While their forever-changing algorithms can be annoying,
Google has tried to help people out with their mobile website
tester. This test can quickly tell you whether your site is
functioning well on a mobile device.
9. Fast loading
Don’t underestimate the impact that website loading speed can
have on conversions. We’re an impatient race, to say the least,
and the stats back this up showing just how long users are willing
to wait for a site to load. Spoiler alert, it’s less than 1 second!
According to Portent, “When pages load in less than 1 second, the
average conversion rate is almost 32%. At a 1-second load time,
the conversion rate already drops to 20%.”

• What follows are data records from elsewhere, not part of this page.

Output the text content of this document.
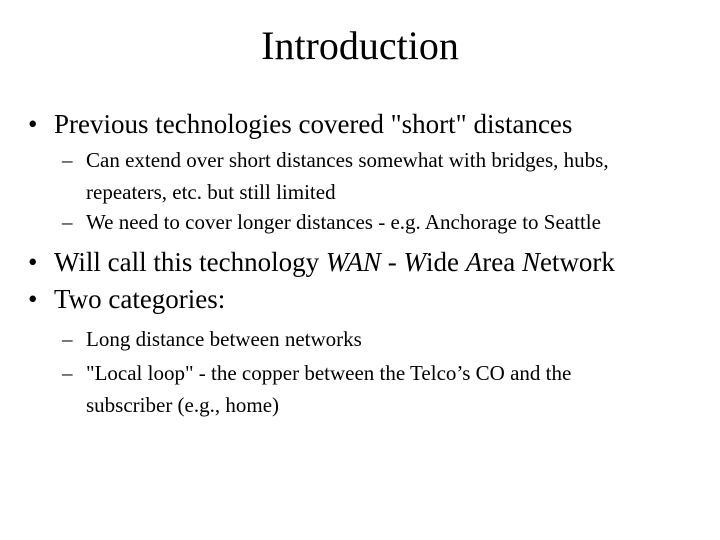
Introduction
• Previous technologies covered "short" distances
– Can extend over short distances somewhat with bridges, hubs,
repeaters, etc. but still limited
– We need to cover longer distances - e.g. Anchorage to Seattle
• Will call this technology WAN - Wide Area Network
• Two categories:
– Long distance between networks
– "Local loop" - the copper between the Telco’s CO and the
subscriber (e.g., home)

For optimal conversions, you should be aiming for a 0-4 second
10. Testing, testing
How will you know if all these super-power conversion
modifications to your website have had an impact? Simply
comparing the quantity of conversions and the percentage of
user conversions to your previous website might be one
strategy. Then, you may assess how many conversions you
received before to the improvements against how many you do
now. However, a major issue with this kind of benchmarking is
that you can never be certain that some other influences aren't
distorting the results.
The best way to test the effectiveness of changes to your
website is to run A/B testing. This is where 50% of users see
your old website and 50% of users see your new website. You
then compare these figures.
With websites like Optimizely and Visual Website Optimizer,
setting up A/B testing is relatively easy. The difficult part is
choosing which tests to run and how many changes to make
before each test. No doubt you’ll be in a hurry to make all the
changes at once, but if you have a bit more time available, try
and make some incremental changes to the site, so that you can
really pinpoint what changes are most successful and fully
optimise each change before moving on to the next.